Quelles sont les prochaines étapes : Contestations judiciaires et répercussions sur le marché
Le gouverneur Meyer devrait signer le projet de loi dans les prochains jours. Mais la bataille juridique est loin d'être terminée. Les groupes de défense des actionnaires préparent une contestation constitutionnelle, arguant que la loi interfère avec les principes fiduciaires fondamentaux. Les premières poursuites pourraient avoir lieu dans quelques semaines.

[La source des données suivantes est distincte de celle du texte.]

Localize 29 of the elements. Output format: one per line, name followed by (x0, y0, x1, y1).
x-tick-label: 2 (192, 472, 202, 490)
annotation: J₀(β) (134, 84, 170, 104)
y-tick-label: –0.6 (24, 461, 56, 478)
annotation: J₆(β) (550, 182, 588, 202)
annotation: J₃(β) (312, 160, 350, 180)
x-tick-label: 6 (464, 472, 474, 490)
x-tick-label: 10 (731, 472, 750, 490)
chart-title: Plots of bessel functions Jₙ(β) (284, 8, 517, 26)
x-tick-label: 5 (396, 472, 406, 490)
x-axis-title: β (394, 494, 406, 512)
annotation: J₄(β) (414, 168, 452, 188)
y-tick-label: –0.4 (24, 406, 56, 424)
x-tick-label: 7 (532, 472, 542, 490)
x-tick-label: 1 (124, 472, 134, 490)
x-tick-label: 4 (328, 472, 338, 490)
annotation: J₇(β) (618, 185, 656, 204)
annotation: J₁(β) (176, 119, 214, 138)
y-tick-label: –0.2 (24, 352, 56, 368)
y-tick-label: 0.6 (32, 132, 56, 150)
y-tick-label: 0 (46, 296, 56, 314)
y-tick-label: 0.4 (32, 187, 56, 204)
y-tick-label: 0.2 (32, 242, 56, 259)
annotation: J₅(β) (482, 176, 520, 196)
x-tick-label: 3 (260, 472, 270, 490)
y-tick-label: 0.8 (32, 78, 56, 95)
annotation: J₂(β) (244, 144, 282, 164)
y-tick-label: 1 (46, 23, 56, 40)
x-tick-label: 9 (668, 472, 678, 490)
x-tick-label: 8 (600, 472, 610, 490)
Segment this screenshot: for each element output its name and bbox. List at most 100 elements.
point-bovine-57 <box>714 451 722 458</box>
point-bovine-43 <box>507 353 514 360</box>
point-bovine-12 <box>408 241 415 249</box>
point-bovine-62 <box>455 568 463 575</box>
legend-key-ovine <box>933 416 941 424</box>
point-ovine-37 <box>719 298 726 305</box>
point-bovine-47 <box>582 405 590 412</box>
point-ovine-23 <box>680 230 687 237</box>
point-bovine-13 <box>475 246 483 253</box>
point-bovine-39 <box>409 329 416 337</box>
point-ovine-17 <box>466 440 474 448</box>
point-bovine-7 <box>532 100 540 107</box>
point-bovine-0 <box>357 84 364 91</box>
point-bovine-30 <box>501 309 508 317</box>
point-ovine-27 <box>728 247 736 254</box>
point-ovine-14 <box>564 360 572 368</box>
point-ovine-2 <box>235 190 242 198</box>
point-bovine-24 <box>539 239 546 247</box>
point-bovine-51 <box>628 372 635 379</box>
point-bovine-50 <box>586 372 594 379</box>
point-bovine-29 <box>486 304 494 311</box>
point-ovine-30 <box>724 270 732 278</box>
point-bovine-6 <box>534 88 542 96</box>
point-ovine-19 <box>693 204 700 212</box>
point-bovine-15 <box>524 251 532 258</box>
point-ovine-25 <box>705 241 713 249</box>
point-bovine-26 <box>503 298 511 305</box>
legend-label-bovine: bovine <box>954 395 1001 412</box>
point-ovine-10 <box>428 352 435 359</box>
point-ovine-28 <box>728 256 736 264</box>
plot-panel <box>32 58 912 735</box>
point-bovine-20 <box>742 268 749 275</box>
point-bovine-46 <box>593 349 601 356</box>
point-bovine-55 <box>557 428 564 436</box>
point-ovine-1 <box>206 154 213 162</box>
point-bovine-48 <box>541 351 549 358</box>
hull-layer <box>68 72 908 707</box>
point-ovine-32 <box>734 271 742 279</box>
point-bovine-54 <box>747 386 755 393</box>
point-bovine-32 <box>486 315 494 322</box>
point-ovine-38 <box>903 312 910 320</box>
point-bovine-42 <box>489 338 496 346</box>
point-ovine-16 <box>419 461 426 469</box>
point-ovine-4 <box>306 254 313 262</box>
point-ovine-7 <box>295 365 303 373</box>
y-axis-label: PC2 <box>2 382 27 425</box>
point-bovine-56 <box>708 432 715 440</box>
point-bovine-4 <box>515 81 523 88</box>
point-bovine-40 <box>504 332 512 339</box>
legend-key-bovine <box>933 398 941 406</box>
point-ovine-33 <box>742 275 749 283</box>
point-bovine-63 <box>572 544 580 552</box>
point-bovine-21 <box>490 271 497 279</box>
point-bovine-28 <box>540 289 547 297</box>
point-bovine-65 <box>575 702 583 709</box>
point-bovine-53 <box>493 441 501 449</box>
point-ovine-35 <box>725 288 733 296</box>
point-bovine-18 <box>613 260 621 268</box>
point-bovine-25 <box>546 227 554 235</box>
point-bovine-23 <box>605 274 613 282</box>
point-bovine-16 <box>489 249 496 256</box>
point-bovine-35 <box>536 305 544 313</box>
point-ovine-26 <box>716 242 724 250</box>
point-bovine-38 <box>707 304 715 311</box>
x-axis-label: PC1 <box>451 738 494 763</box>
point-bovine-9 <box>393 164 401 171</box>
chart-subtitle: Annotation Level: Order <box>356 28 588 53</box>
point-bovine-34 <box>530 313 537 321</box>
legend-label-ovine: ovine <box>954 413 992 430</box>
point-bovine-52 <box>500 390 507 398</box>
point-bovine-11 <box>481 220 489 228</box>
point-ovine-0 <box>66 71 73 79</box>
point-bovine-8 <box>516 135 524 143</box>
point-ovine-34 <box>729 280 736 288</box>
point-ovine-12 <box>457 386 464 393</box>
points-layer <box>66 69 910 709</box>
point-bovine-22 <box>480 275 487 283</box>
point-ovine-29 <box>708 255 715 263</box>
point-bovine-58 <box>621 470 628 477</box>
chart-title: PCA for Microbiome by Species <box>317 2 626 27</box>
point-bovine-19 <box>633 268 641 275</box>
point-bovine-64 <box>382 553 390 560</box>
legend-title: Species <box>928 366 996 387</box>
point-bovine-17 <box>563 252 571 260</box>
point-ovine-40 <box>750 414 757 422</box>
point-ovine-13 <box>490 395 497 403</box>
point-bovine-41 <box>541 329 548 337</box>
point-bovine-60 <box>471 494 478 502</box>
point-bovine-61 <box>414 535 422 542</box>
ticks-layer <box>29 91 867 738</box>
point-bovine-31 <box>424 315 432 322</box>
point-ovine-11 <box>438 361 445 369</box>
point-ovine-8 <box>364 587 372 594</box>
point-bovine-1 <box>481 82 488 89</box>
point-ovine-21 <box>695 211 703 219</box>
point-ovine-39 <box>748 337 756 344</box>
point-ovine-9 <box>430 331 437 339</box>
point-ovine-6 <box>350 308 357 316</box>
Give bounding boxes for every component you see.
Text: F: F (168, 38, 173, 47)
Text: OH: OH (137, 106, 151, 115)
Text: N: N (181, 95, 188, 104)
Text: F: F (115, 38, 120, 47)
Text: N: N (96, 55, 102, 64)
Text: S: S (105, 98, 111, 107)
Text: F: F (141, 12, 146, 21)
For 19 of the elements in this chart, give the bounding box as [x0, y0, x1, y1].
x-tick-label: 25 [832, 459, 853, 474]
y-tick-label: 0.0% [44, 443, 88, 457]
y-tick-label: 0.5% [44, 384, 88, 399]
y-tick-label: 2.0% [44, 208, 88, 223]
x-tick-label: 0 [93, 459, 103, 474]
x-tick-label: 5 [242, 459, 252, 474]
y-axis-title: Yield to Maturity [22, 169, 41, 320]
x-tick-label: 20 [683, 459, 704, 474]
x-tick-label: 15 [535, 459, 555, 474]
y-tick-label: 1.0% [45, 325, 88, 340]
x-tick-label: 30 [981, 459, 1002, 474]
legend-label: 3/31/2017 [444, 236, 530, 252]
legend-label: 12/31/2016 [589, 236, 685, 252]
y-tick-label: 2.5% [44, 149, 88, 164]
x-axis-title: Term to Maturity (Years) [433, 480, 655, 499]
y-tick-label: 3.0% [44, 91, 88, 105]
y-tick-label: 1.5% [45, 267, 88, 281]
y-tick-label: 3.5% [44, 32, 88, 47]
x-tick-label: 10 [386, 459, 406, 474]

Dans l'intervalle, les entreprises s'empresseront probablement de modifier leurs règlements, de réévaluer les pratiques de leur conseil d'administration et, éventuellement, de revoir leurs structures de rémunération — sachant que le paysage juridique pourrait évoluer en leur faveur. Les cabinets d'avocats rédigent déjà des clauses types pour profiter des nouvelles protections de la "Safe Harbor".
Pourtant, beaucoup pensent que le véritable test ne se déroulera pas dans les salles d'audience, mais sur les marchés financiers. Si le SB 21 conduit à une vague d'opérations conflictuelles ou de scandales de gouvernance, le sentiment des investisseurs pourrait s'aigrir — ce qui pourrait entraîner une réaction négative qui pourrait se répercuter sur toutes les juridictions.
Une nouvelle ère ou un précédent dangereux ?
En réécrivant les règles de l'engagement des entreprises, le Delaware envoie un signal clair : l'efficacité l'emporte désormais sur le pouvoir discrétionnaire. Pour les PDG et les sociétés de capital-investissement, c'est une bonne nouvelle. Pour les investisseurs et les défenseurs de la gouvernance, il peut s'agir d'un point d'inflexion.
Le véritable héritage du SB 21 dépendra de la manière dont il sera exercé — et de la question de savoir si ses architectes ont trop misé sur l'apaisement du pouvoir au détriment du principe.
Pour l'instant, la capitale américaine des entreprises a fait son choix. Le monde entier observe ce qui va se passer.